Aspirin offers modest protection against cardiovascular events in primary prevention, but that benefit is at least partially offset by an increase in major bleeding events, according to a meta-analysis published Jan. 22 in JAMA.
London-based researchers Sean L. Zheng, BM BCh, MA, and Alistair J. Roddick, BSc, evaluated the rates of cardiovascular events—defined as cardiovascular death, stroke or MI—and major bleeding in 164,225 participants from 13 clinical trials. All included studies enrolled at least 1,000 participants with no known cardiovascular disease at baseline, compared aspirin use to either a placebo treatment or no treatment and had follow-up periods of at least one year. The ASCEND, ASPREE and ARRIVE trials from 2018 were included.
Aspirin use was associated with an 11 percent reduction in the composite cardiovascular outcome, with 57.1 events per 10,000 patient-years in aspirin users and 61.4 events per 10,000 patient-years in nonusers. The number needed to treat to prevent one event was calculated at 265.
On the other hand, major bleeding rates were 43 percent higher among aspirin users, with a number needed to harm (or cause one event) of 210. Nearly seven more major bleeding events per 10,000 patient years were estimated to occur in those taking aspirin (23.1 versus 16.4). Intracranial hemorrhage and major gastrointestinal bleeding were 34 percent and 56 percent more common, respectively, in aspirin users versus nonusers.

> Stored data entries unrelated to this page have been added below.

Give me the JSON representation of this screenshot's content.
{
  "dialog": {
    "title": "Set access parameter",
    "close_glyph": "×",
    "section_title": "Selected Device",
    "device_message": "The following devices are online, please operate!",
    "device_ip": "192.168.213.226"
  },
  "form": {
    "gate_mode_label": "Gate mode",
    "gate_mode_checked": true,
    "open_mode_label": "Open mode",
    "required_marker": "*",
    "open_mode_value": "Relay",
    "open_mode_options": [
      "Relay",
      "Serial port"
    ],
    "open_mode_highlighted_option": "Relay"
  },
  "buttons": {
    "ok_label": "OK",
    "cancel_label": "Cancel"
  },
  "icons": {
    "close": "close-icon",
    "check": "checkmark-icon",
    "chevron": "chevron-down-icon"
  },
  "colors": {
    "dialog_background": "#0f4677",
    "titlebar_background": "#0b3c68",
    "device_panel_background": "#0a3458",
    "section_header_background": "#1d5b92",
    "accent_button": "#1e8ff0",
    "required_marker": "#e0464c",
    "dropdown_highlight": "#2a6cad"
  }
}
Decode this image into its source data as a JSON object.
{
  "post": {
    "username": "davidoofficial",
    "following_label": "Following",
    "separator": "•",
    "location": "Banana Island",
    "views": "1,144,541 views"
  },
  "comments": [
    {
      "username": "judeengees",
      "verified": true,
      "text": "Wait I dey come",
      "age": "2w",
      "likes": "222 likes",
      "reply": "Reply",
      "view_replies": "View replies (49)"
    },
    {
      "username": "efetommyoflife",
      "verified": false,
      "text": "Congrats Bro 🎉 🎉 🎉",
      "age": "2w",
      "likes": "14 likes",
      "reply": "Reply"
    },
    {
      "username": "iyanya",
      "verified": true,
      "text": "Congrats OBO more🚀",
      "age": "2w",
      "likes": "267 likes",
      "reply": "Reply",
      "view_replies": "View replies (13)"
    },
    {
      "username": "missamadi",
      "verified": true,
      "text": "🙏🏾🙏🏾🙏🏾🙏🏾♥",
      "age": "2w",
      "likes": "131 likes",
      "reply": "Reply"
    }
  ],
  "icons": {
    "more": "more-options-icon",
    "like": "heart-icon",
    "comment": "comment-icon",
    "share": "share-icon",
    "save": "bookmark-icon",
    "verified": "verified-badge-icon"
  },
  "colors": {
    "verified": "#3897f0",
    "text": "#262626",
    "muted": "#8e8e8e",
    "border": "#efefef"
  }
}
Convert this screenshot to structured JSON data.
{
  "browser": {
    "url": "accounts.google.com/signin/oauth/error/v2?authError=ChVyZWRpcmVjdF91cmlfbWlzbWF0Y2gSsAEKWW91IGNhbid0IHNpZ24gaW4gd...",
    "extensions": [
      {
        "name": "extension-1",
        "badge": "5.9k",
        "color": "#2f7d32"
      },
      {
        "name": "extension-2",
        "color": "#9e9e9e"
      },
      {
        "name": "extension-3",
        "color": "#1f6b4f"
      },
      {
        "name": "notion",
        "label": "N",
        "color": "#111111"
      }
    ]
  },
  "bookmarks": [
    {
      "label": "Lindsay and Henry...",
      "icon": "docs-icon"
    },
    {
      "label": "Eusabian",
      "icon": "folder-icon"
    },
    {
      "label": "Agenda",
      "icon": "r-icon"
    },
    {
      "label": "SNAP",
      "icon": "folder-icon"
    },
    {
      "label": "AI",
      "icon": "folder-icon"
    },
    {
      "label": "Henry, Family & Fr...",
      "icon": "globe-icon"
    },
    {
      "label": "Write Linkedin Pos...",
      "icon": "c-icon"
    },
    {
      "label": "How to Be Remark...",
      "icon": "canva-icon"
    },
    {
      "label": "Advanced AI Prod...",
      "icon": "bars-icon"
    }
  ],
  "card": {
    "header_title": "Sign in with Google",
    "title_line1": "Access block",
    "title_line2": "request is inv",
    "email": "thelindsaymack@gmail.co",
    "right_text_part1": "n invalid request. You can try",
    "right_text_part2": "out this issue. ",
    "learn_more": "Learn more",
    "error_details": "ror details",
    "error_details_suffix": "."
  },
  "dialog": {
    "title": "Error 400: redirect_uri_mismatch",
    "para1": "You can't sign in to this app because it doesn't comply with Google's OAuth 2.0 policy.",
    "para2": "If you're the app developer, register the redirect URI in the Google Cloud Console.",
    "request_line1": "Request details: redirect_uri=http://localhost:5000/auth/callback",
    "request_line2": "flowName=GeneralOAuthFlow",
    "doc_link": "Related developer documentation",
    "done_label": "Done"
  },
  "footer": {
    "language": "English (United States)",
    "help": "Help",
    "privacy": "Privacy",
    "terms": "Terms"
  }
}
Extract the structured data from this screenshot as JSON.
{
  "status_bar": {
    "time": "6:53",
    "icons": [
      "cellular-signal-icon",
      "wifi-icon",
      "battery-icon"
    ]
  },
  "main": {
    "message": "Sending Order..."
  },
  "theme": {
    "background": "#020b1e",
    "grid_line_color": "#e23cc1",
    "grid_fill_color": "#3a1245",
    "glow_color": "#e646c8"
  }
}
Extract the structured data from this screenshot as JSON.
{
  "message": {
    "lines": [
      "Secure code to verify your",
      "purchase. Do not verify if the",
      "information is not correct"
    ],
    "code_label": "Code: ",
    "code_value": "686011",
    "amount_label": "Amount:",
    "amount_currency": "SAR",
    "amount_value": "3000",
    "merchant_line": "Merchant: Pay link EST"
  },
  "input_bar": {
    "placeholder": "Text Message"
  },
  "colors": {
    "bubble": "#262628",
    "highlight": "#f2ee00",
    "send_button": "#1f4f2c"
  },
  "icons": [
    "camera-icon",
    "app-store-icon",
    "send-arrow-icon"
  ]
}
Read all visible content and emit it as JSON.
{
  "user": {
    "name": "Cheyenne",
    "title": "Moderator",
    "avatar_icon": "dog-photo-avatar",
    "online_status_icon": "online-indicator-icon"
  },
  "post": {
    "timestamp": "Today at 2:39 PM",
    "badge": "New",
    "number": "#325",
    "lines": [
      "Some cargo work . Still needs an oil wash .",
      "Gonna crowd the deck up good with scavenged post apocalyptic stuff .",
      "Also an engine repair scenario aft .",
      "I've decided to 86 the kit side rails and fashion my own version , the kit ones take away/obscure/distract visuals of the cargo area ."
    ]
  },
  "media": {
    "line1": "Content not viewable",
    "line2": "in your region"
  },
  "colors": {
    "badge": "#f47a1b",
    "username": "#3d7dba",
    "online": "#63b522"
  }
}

“The current study demonstrates that when considering the totality of evidence, cardiovascular benefits associated with aspirin were modest and equally balanced by major bleeding events,” Zheng and Roddick wrote.
The authors said the role of aspirin for secondary prevention following stroke or MI is well-established but guidelines provide conflicting recommendations for the antiplatelet therapy in primary prevention. Varying results regarding aspirin’s ability to prevent cardiovascular events in patients without CVD are at the heart of this uncertainty, along with higher rates of clinically significant bleeding.
Zheng and Roddick’s meta-analysis suggests those concerns are justified, as even participants deemed to have a greater than 10 percent risk of suffering a CVD event within 10 years had offsetting risks and benefits with statin therapy. Aspirin use in these higher-risk people was associated with an absolute risk decrease of 0.51 percent for stroke, MI or cardiovascular death, but also an absolute risk increase of 0.64 percent for major bleeding.
When applying these results to clinical practice, it’s important to remember that not all events are created equal. Zheng and Roddick suggested clinicians use their results to guide patient discussions while weighing the severity of each outcome.
For instance, although their meta-analysis revealed a lower hazard of a composite of cardiovascular outcomes with aspirin, only reductions in MI (15 percent) and ischemic stroke (19 percent) were determined to be statistically significant. Total strokes and cardiovascular deaths weren’t significantly reduced.
“Aspirin use was not associated with a reduction in cardiovascular mortality, and deaths due to bleeding were rare,” the researchers wrote. “Consequently, the decision to use aspirin for primary prevention may need to be made on an individual basis, accounting for the patient’s risk of bleeding and their views on the balance of risk vs benefit.”
J. Michael Gaziano, MD, MPH, who authored an accompanying editorial in JAMA, agreed with that patient-specific approach. He said decisions may ultimately rely on the predicted risk of each patient, but current CVD risk calculators often overestimate the likelihood of events in areas of the world where disease incidence is declining. Also, estimates can change over time as individuals have better or worse control of modifiable risk factors.
“Perhaps new genetic markers and risk estimators derived from artificial intelligence approaches will help refine risk assessment,” wrote Gaziano, with Brigham and Women’s Hospital and Harvard Medical School in Boston. “Because weighing the risks and benefits of aspirin in primary prevention is complicated, it should involve a shared decision-making discussion between the patient and the clinician.”
Gaziano said aspirin, given its low cost and availability, could be more useful as a primary prevention tool in populations where other preventive strategies are less available.
“Aspirin remains an important medication for acute management of vascular events; for use after certain procedures; for secondary prevention; and, after careful selection of the right patients, for primary prevention,” Gaziano wrote.
Zheng and Roddick acknowledged their meta-analysis was subject to the limitations of the included studies. Endpoint definitions, follow-up periods and aspirin doses also differed between the studies, although most trials used daily doses from 75 mg to 100 mg.